The start of the First World War effectively marked the end of gold coins in daily circulation; within just days of the outbreak of hostilities in 1914, the British government issued Treasury Notes (banknotes) as currency and began with withdrawal of gold coin. By the summer of 1915 gold coins had all but vanished from circulation.
Although production of half sovereigns ceased in 1915 the sovereign continued to be minted until 1917. The coins were held as bank reserves and used to pay for war material. After the war ended, paper money continued to take the place of gold as circulating currency.
However in 1925, Chancellor of the Exchequer Winston Churchill controversially put Britain back onto the Gold Standard. The Bank of England seized the opportunity to send a lot of worn and damaged gold coins that had accumulated in its vaults to The Royal Mint for melting down and reminting onto new coins. The 1925 gold sovereign was struck – eight years after the last sovereign had been struck in 1917 – and it would turn out to be the last ever British currency sovereign, ending a 108-year tradition of circulating gold.
The coins were never released into circulation: although Britain was back on the Gold Standard, it was deemed imprudent to issue gold as coinage. However, the 1925 sovereigns had been struck – the ‘Churchill’ Sovereign – and lay in the vaults of the Bank of England.

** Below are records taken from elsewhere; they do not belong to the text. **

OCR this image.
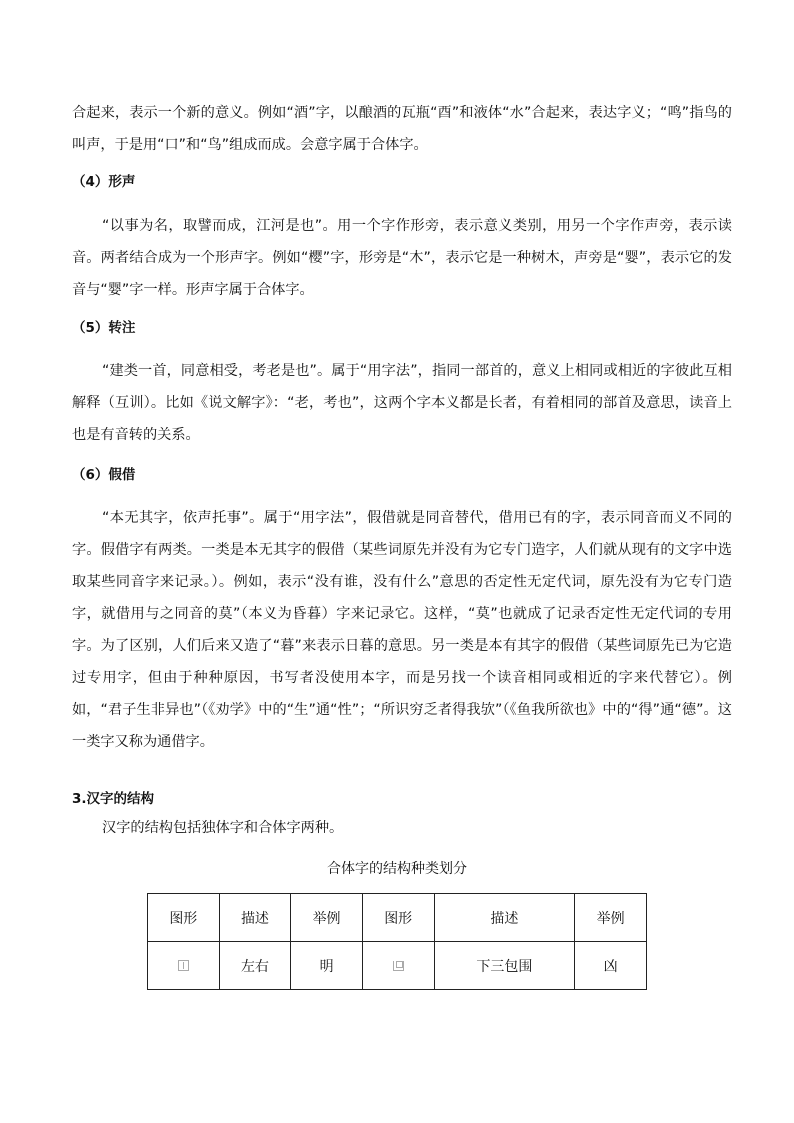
合起来，表示一个新的意义。例如“酒”字，以酿酒的瓦瓶“酉”和液体“水”合起来，表达字义；“鸣”指鸟的叫声，于是用“口”和“鸟”组成而成。会意字属于合体字。

（4）形声

“以事为名，取譬而成，江河是也”。用一个字作形旁，表示意义类别，用另一个字作声旁，表示读音。两者结合成为一个形声字。例如“樱”字，形旁是“木”，表示它是一种树木，声旁是“婴”，表示它的发音与“婴”字一样。形声字属于合体字。

（5）转注

“建类一首，同意相受，考老是也”。属于“用字法”，指同一部首的，意义上相同或相近的字彼此互相解释（互训）。比如《说文解字》：“老，考也”，这两个字本义都是长者，有着相同的部首及意思，读音上也是有音转的关系。

（6）假借

“本无其字，依声托事”。属于“用字法”，假借就是同音替代，借用已有的字，表示同音而义不同的字。假借字有两类。一类是本无其字的假借（某些词原先并没有为它专门造字，人们就从现有的文字中选取某些同音字来记录。）。例如，表示“没有谁，没有什么”意思的否定性无定代词，原先没有为它专门造字，就借用与之同音的莫”（本义为昏暮）字来记录它。这样，“莫”也就成了记录否定性无定代词的专用字。为了区别，人们后来又造了“暮”来表示日暮的意思。另一类是本有其字的假借（某些词原先已为它造过专用字，但由于种种原因，书写者没使用本字，而是另找一个读音相同或相近的字来代替它）。例如，“君子生非异也”（《劝学》中的“生”通“性”；“所识穷乏者得我欤”（《鱼我所欲也》中的“得”通“德”。这一类字又称为通借字。

3.汉字的结构

汉字的结构包括独体字和合体字两种。

合体字的结构种类划分

图形	描述	举例	图形	描述	举例
	左右	明		下三包围	凶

It is possible these coins were given to those operating behind enemy lines in WWII as a form of emergency currency. After WWII, they were also re-struck in 1949, 1951 and 1952 as gold bullion markets placed sovereigns in considerable demand, in the hope that a supply of genuine coins would satisfy market demand and remove the premium that counterfeiters could earn.
However, this gave rise to a remarkable situation. The sovereign of 1925 carried the portrait of King George V, who had died over a decade earlier. Incredibly, this meant they were minted under the authority of a king who was no longer alive.
The 1925 sovereign is one of the twelve most important sovereigns as it is the last of its kind ever issued in London, and the story of its minting is unique in the history of British gold coinage.